Most people in the United States experience a huge wave of anxiety this evening, with the dreaded tax monster demanding his dinner tomorrow. For me this day has quite a different meaning. Partially, I suppose, because I’m ALWAYS late doing my taxes, but mostly because today is the birthday of my teacher and mentor, Ustad Ali Akbar Khan. I met Khansahib (as we call him) 40 years ago and began studying with him almost immediately thereafter. My first area of concentration was instrumental music, specifically the 25 stringed Sarod, but later my attention shifted to Indian vocal music. As an 18 year old new student I was fanatical in my practice schedule. However, I’m embarrassed to say that over the years, I’ve become a very inconsistent and totally undisciplined disciple, sometimes preferring John Lennon to Raga Yeman! But never once in all these years have I taken Khansahib or his teachings for granted. His unbelievable dedication to his students and to the great ocean of MUSIC has been breathtaking, and the amount of people he’s touched and influenced is beyond count. I really can’t imagine my life without having met and studied with this great man. If I could sum up in one sentence (which is actually impossible) what he’s given me, I’d have to say a deep reverence and awe for music, not just Indian music, but all music, as a way of life and as a way of touching the infinite. Music as spiritual salvation. Intonation as the mystical inner quest.
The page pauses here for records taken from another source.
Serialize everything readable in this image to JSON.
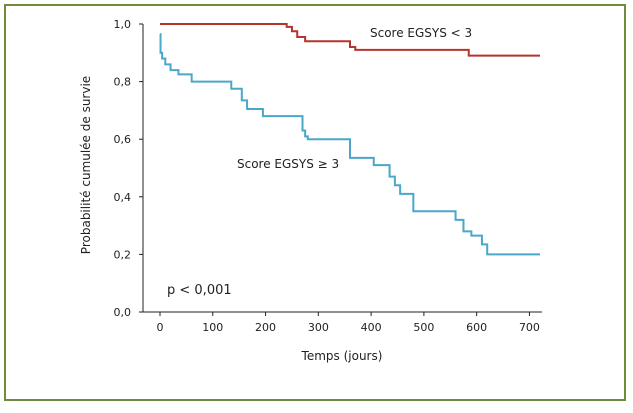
{
  "chart_data": {
    "type": "line",
    "step": true,
    "xlabel": "Temps (jours)",
    "ylabel": "Probabilité cumulée de survie",
    "xlim": [
      0,
      720
    ],
    "ylim": [
      0.0,
      1.0
    ],
    "xticks": [
      0,
      100,
      200,
      300,
      400,
      500,
      600,
      700
    ],
    "yticks": [
      0.0,
      0.2,
      0.4,
      0.6,
      0.8,
      1.0
    ],
    "xtick_labels": [
      "0",
      "100",
      "200",
      "300",
      "400",
      "500",
      "600",
      "700"
    ],
    "ytick_labels": [
      "0,0",
      "0,2",
      "0,4",
      "0,6",
      "0,8",
      "1,0"
    ],
    "grid": false,
    "annotation": "p < 0,001",
    "series": [
      {
        "name": "Score EGSYS < 3",
        "color": "#b5342c",
        "x": [
          0,
          240,
          250,
          260,
          275,
          360,
          370,
          585,
          720
        ],
        "y": [
          1.0,
          0.99,
          0.975,
          0.955,
          0.94,
          0.92,
          0.91,
          0.89,
          0.89
        ]
      },
      {
        "name": "Score EGSYS ≥ 3",
        "color": "#4aa7c9",
        "x": [
          0,
          1,
          4,
          10,
          20,
          35,
          60,
          135,
          155,
          165,
          195,
          270,
          275,
          280,
          360,
          405,
          435,
          445,
          455,
          480,
          560,
          575,
          590,
          610,
          620,
          720
        ],
        "y": [
          0.965,
          0.9,
          0.88,
          0.86,
          0.84,
          0.825,
          0.8,
          0.775,
          0.735,
          0.705,
          0.68,
          0.63,
          0.61,
          0.6,
          0.535,
          0.51,
          0.47,
          0.44,
          0.41,
          0.35,
          0.32,
          0.28,
          0.265,
          0.235,
          0.2,
          0.2
        ]
      }
    ]
  }
}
But Khansahib has also been a friend and mentor on many other levels. When both my parents died, one after the other, he guided me through some simple, ancient and somewhat humorous rituals to help me in my grieving process. When I had ‘girl problems’ he laughed and reminded me of what was important in life. And when I had a baby after so many years of not wanting one, he welcomed little Ezra Gopal into his vast musical family. There was even a time when I taught electric guitar (Jimi Hendrix!!!) to his son Alam.

All of this makes me feel rather bittersweet today because Khansahib is quite ill and weak and very sad as his life begins it’s final chapter.

I just wish I could give back to him one hundredth of what he’s given to me, to hug him and tell him how loved he is. And perhaps even to sing him a lullaby…. But in my heart I touch his feet again and again, and every time I pick up an instrument or open my voice to sing, I pray that I am honoring and loving him in the way he deserves.